Brawurowa ucieczka ciągnikiem przed policją

8 grudnia po godz. 21.00 w miejscowości Krzeczów policjanci z Komendy Powiatowej Policji w Bochni usiłowali zatrzymać do kontroli drogowej kierującego ciągnikiem rolniczym (jechał z nim także pasażer).

 Traktorzysta  pomimo  wydawanych poleceń świetlnych i dźwiękowych nie zatrzymał się i kontynuował jazdę. W pewnym momencie kierujący ciągnikiem zatrzymał się,  a następnie gwałtownie wykonał manewr cofania celowo uderzając  w przód jadącego za nim radiowozu (uszkadzając go). 

 Następnie zjechał z drogi  w pola orne i  zgasił światła w ciągniku.   Uciekał będąc przekonanym, że policjanci „odpuszczą" w trudnym terenie. Zjechał jednak ze skarpy i ... wpadł do potoku, gdzie jego pojazd został unieruchomiony. Kierowca wraz z pasażerem opuścili ciągnik i kontynuowali ucieczkę pieszo.

Policjanci pobiegli w tamta stronę i zatrzymali jednego z mężczyzn - jak się okazało pasażera. Natomiast kierowca został zatrzymany kilka godzin później na terenie jednej z okolicznych posesji.

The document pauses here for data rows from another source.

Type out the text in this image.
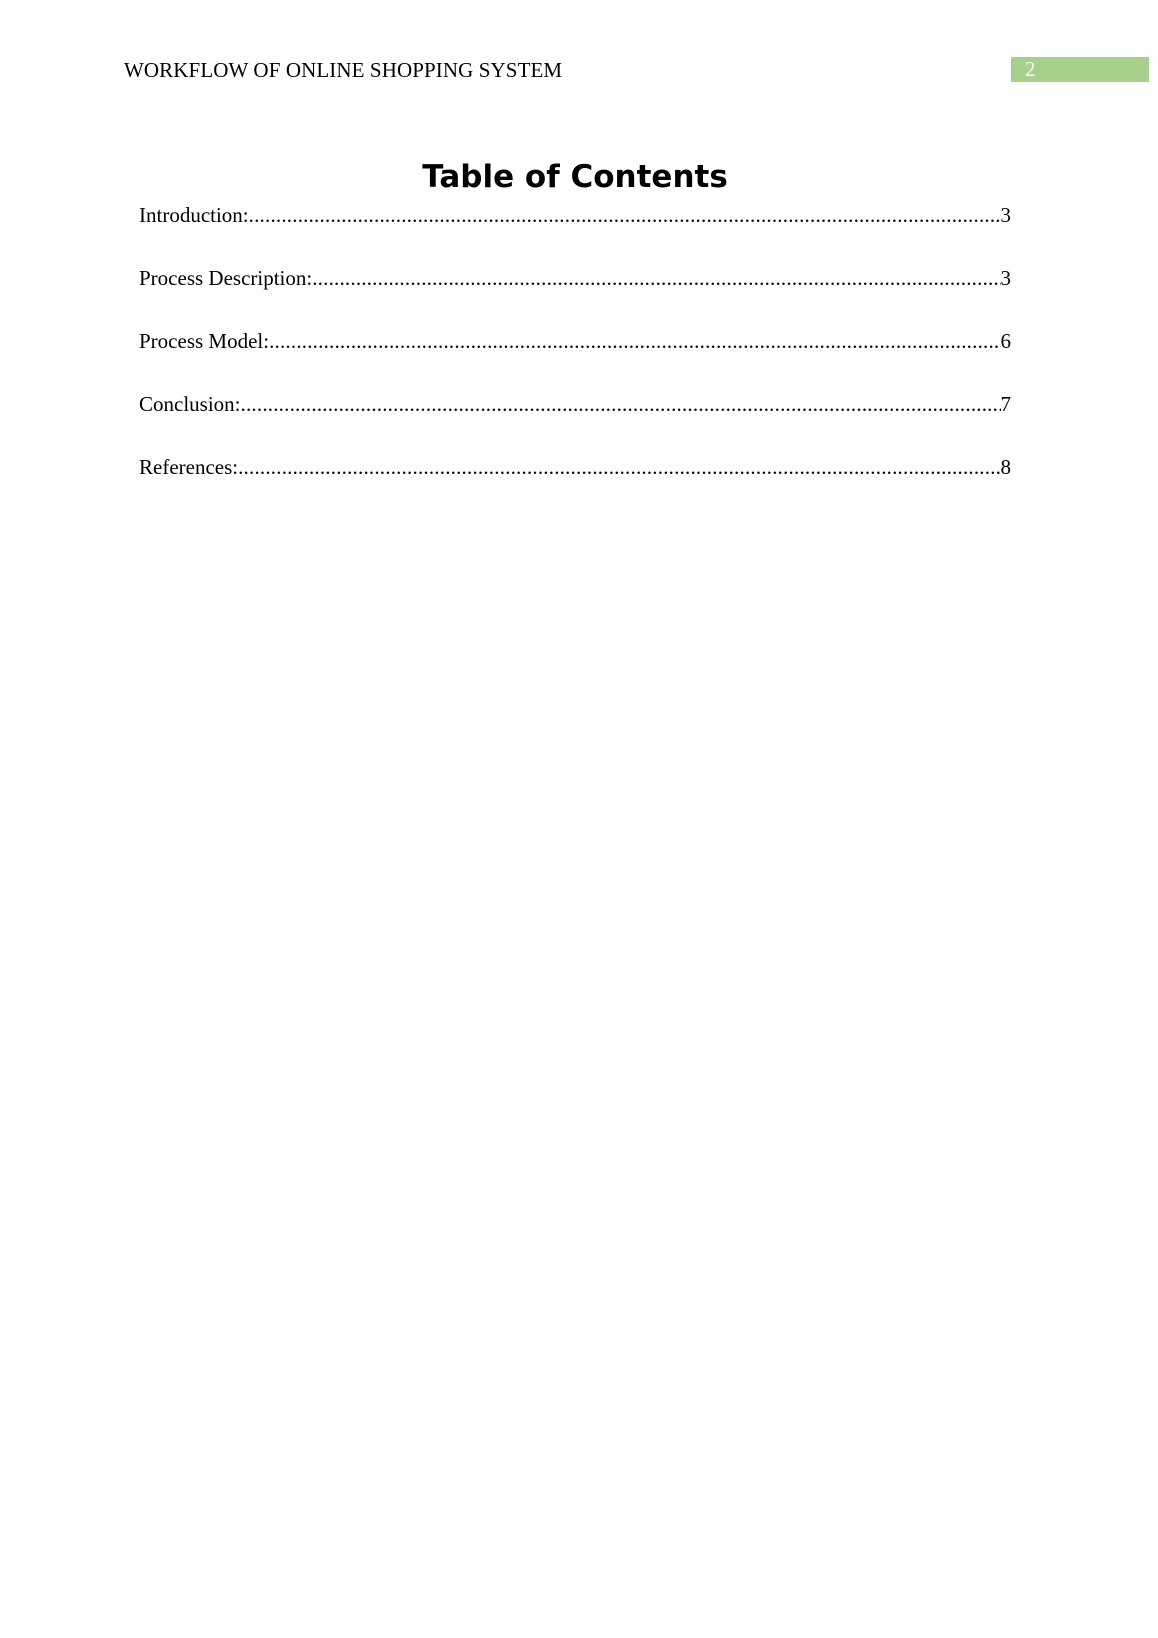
WORKFLOW OF ONLINE SHOPPING SYSTEM	2
Table of Contents
Introduction: .....	3
Process Description: .....	3
Process Model: .....	6
Conclusion: .....	7
References: .....	8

Za niezatrzymanie się do kontroli drogowej  i kontynuowanie jazdy zgodnie z kodeksem karnym grozi mu zakaz prowadzenia pojazdów i kara pozbawienia wolności od 3 miesięcy do lat 5.

 

Źródło: Komenda Woj. Policji w Krakowie

 

Komentarze  

-1 #5 Roman 2018-12-14 05:59
Raczej pijący co nie mieli już siły iść do sklepu dlatego pojechali traktorem
Cytować
+1 #4 Ola 2018-12-13 20:26
u nas to sa prawdziwi kowboje jak w texasie,dobrze ze nie mieli rewolverow
Cytować
0 #3 Andrzej 2018-12-13 18:44
W ostatnim zdaniu mamy informację o tym co grozi kierowcy w razie niezatrzymania się do kontroli...A co grozi kiedy kierowca bądż co bądż ciągnika, wrzuca wsteczny i rusza do tyłu pełnym gazem w celu uderzenia w radiowóz ?...
Cytować
0 #2 Guest 2018-12-13 08:20
Właściciel, czy złodziej był za kierownicą?
Cytować
-1 #1 Roman 2018-12-13 06:47
Po ile promili mieli dziarscy rolnicy?